İsrail ile İran arasında 13 Haziran’da başlayan ve dördüncü gününe giren çatışmalar, İsrail Başbakanı Binyamin Netanyahu’nun Tahran halkına “tahliye” çağrısıyla yeni bir evreye girdi. İsrail’in “Yükselen Aslan” operasyonuyla İran’ın nükleer tesislerini hedef alması ve İran’ın “Gerçek Vaat-3” misillemesi, bölgedeki tansiyonu zirveye taşıdı. İran’da 224, İsrail’de 24 kişinin hayatını kaybettiği çatışmalarda, Netanyahu’nun “Tahran’ın hava sahasını kontrol ediyoruz” iddiası ve sivillere yönelik tahliye çağrısı, savaşın seyrine dair tartışmaları alevlendirdi. İşte çatışmanın son durumu ve Netanyahu’nun açıklamalarının yankıları.
İsrail-İran Çatışması
İsrail, 13 Haziran sabahı İran’ın Natanz, İsfahan ve Tahran’daki nükleer tesisleri ile askeri hedeflerine “Yükselen Aslan” operasyonuyla saldırdı. İran, bu saldırılara 200’den fazla balistik ve hipersonik füze ile “Gerçek Vaat-3” misillemesiyle yanıt verdi. Tel Aviv, Kudüs ve Hayfa’da patlamalara yol açan saldırılar, İsrail’in Demir Kubbe sistemini aşarak 24 kişinin ölümüne ve 592 kişinin yaralanmasına neden oldu. İran’da ise Genelkurmay Başkanı Muhammed Bakıri, Devrim Muhafızları Komutanı Hüseyin Selami ve dokuz nükleer bilim insanı dahil 224 kişi öldü, 1277 kişi yaralandı. İran, İsrail’in Kirmanşah’taki Farabi Hastanesi’ni vurmasını “savaş suçu” olarak kınadı. İsrail, 15 Haziran’da Tahran’daki Şahran petrol deposuna yeni bir saldırı düzenledi, bu da gerilimi artırdı.

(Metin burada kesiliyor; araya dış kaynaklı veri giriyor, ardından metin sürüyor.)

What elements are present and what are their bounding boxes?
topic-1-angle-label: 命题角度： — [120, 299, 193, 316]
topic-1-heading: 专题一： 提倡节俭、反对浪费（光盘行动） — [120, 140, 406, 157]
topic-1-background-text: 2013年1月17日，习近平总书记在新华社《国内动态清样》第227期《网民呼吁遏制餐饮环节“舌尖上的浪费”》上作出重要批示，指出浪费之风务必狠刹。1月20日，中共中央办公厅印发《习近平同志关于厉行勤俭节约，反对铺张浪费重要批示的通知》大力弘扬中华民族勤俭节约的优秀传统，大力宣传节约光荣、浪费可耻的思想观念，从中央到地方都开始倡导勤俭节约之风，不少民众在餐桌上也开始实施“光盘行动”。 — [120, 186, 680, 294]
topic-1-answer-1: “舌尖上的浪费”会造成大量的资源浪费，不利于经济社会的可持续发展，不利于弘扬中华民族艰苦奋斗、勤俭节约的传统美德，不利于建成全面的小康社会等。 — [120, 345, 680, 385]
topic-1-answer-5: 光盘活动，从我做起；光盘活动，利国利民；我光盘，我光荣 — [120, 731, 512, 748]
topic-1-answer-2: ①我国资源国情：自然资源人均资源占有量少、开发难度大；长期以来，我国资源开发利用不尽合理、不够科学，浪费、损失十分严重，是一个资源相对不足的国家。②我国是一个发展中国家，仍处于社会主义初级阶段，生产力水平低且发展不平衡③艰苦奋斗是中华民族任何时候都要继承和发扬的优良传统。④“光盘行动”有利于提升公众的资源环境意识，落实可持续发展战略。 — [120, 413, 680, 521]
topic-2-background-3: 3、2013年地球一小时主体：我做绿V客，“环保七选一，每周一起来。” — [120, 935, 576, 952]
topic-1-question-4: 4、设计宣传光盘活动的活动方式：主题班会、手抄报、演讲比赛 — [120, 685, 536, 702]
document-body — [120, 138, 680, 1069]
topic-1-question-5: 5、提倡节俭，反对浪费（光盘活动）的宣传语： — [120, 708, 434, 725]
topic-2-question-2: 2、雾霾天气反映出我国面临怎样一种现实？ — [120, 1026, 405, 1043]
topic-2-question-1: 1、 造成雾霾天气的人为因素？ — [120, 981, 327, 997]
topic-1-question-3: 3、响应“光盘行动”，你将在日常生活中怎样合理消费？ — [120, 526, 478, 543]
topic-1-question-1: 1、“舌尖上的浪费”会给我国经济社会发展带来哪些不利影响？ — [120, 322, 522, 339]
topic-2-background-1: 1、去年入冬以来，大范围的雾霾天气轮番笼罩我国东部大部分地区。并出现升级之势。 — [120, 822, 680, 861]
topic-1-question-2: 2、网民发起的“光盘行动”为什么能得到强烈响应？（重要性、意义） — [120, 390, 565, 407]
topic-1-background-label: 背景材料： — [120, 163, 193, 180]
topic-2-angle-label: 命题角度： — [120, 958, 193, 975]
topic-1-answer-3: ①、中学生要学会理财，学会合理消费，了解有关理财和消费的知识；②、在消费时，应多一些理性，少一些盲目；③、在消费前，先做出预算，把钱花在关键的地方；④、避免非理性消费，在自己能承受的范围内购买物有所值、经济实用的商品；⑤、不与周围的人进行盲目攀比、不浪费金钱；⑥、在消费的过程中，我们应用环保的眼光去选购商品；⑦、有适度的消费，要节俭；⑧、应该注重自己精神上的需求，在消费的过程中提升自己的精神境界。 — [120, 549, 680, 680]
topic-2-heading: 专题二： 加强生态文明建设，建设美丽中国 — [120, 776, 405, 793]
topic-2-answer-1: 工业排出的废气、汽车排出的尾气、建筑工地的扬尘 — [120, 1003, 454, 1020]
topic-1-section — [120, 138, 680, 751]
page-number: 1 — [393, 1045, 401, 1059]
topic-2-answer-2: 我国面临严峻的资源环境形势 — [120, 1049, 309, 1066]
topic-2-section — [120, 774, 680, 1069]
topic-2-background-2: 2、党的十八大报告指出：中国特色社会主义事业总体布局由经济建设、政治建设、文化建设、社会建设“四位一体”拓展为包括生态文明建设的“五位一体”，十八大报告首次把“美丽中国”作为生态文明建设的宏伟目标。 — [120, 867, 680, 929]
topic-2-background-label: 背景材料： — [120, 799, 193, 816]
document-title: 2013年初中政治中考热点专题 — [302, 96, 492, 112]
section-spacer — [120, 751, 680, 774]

Netanyahu’nun Tahliye Çağrısı
İsrail Başbakanı Binyamin Netanyahu, 16 Haziran’da Tel Nof Hava Üssü’nde yaptığı açıklamada, İsrail Hava Kuvvetleri’nin Tahran’ın hava sahasında kontrolü sağladığını iddia etti. “İki ana hedefimiz var: nükleer tehdidi ve füze tehdidini ortadan kaldırmak” diyen Netanyahu, İran halkına seslenerek, “Tahran halkına tahliye çağrısı yapıyoruz, harekete geçiyoruz” dedi. İsrail’in “zafere doğru ilerlediğini” öne süren Netanyahu, operasyonların “İran rejiminin askeri hedeflerini” vurduğunu savundu. Ancak, Tahran’da sivil yerleşim yerlerinin de hedef alındığına dair İran medyasının yayınladığı görüntüler, bu açıklamaları tartışmalı hale getirdi. İran Devrim Muhafızları Komutanı Muhammed Pakpur, İsrail’in saldırıları dursa bile misillemelerin süreceğini belirtti.
Küresel Tepkiler ve Bölgesel Etkiler
Netanyahu’nun tahliye çağrısı, uluslararası toplumda endişeyle karşılandı. Türkiye Cumhurbaşkanı Recep Tayyip Erdoğan, İsrail’in saldırılarını “uluslararası hukuku hiçe sayan bir provokasyon” olarak kınadı ve İran halkına taziye diledi. Almanya, İsrail uçaklarına yakıt ikmali yapıldığı iddialarını yalanlayarak, bölgedeki tanker uçaklarının yalnızca müttefik güçler için kullanıldığını açıkladı. ABD Başkanı Donald Trump, İsrail’in saldırılarına dahil olmadıklarını vurguladı, ancak büyükelçiliklerinin Tel Aviv’de hasar görmesi sonrası İran’a “ABD hedeflerine saldırmama” uyarısı yaptı. Hürmüz Boğazı’nın kapanma riski, petrol fiyatlarını varil başına 75 dolara taşıdı. İran’ın henüz kullanmadığı Hürremşehr hipersonik füzesi, çatışmanın daha da tırmanabileceği korkusunu artırıyor. Bölgesel aktörler ve BM, itidal çağrısı yaparken, savaşın yayılma riski küresel piyasaları ve diplomasiyi sarsıyor.